Get returns the tags, as a slice. This slice must not be modified.

func (*Buffer) GetTag

func (b *Buffer) GetTag(key string) (Tag, bool)

GetTag returns the tag corresponding to the given key. If the tag doesn't exist, the bool return value will be false.

func (*Buffer) Merge

func (b *Buffer) Merge(other *Buffer) *Buffer

Merge returns a new buffer which contains tags from the receiver, followed by the tags from <other>.

If both buffers have the same tag, the tag will appear only one time, with the value it has in <other>. It can appear either in the place of the tag in <b> or the tag in <other> (depending on which is deemed more efficient).

The method can return <b> or <other> if the result is identical with one of them.

The receiver can be nil.

func (*Buffer) Remove

func (b *Buffer) Remove(key string) (*Buffer, bool)

Remove returns a new Buffer with the tag with key `key` removed. If the tag does not exist, the receiver is returned (unchanged).

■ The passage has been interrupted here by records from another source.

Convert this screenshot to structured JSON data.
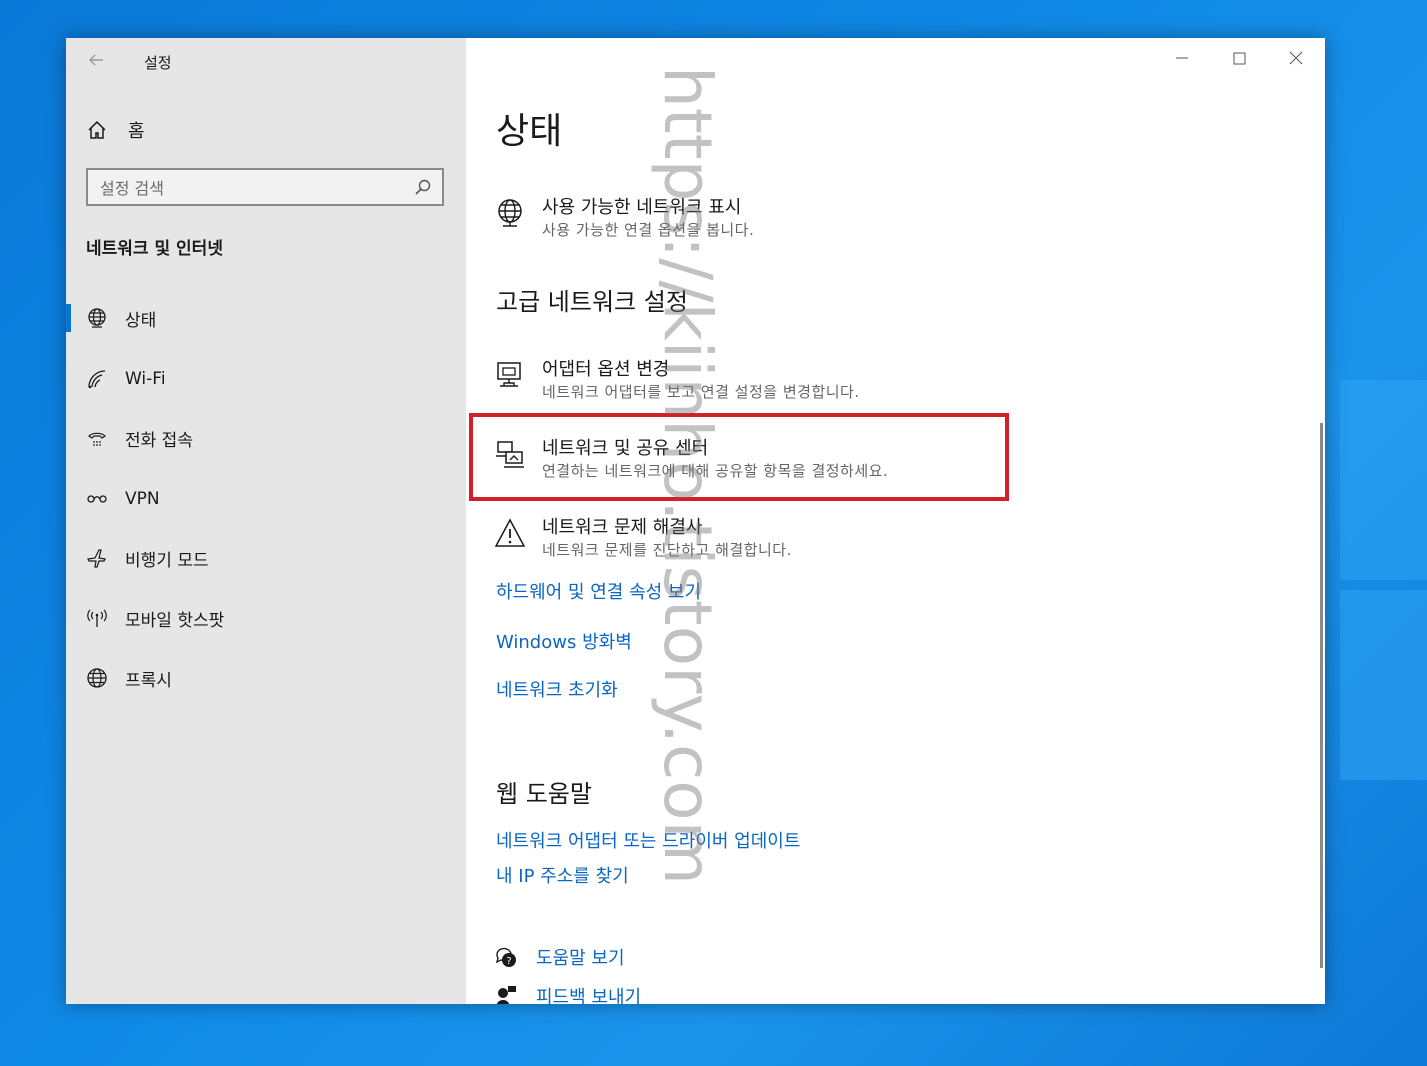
{
  "window": {
    "app_title": "설정",
    "controls": {
      "minimize": "minimize",
      "maximize": "maximize",
      "close": "close"
    }
  },
  "sidebar": {
    "home_label": "홈",
    "search_placeholder": "설정 검색",
    "section_title": "네트워크 및 인터넷",
    "items": [
      {
        "label": "상태",
        "icon": "globe-network-icon",
        "active": true
      },
      {
        "label": "Wi-Fi",
        "icon": "wifi-icon",
        "active": false
      },
      {
        "label": "전화 접속",
        "icon": "dialup-icon",
        "active": false
      },
      {
        "label": "VPN",
        "icon": "vpn-icon",
        "active": false
      },
      {
        "label": "비행기 모드",
        "icon": "airplane-icon",
        "active": false
      },
      {
        "label": "모바일 핫스팟",
        "icon": "hotspot-icon",
        "active": false
      },
      {
        "label": "프록시",
        "icon": "globe-icon",
        "active": false
      }
    ]
  },
  "main": {
    "page_title": "상태",
    "show_networks": {
      "title": "사용 가능한 네트워크 표시",
      "desc": "사용 가능한 연결 옵션을 봅니다."
    },
    "advanced_title": "고급 네트워크 설정",
    "options": [
      {
        "title": "어댑터 옵션 변경",
        "desc": "네트워크 어댑터를 보고 연결 설정을 변경합니다."
      },
      {
        "title": "네트워크 및 공유 센터",
        "desc": "연결하는 네트워크에 대해 공유할 항목을 결정하세요."
      },
      {
        "title": "네트워크 문제 해결사",
        "desc": "네트워크 문제를 진단하고 해결합니다."
      }
    ],
    "links": [
      "하드웨어 및 연결 속성 보기",
      "Windows 방화벽",
      "네트워크 초기화"
    ],
    "web_help_title": "웹 도움말",
    "web_links": [
      "네트워크 어댑터 또는 드라이버 업데이트",
      "내 IP 주소를 찾기"
    ],
    "help_links": [
      "도움말 보기",
      "피드백 보내기"
    ]
  },
  "watermark": "https://kiinho.tistory.com",
  "colors": {
    "accent": "#0a74d0",
    "link": "#0b66c2",
    "highlight": "#d32027",
    "sidebar_bg": "#e6e6e6"
  }
}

The bool return value is true if the tag existed.

func (*Buffer) String

func (b *Buffer) String() string

String returns a string representation of the tags.

type Tag

type Tag struct {
	// contains filtered or unexported fields
}

Tag is a log tag, which has a string key and an arbitrary value. The value must support testing for equality. It can be nil.

func (*Tag) Key

func (t *Tag) Key() string

Key returns the key.

func (*Tag) Value

func (t *Tag) Value() interface{}

Value returns the value.

func (*Tag) ValueStr

func (t *Tag) ValueStr() string

ValueStr returns the value as a string.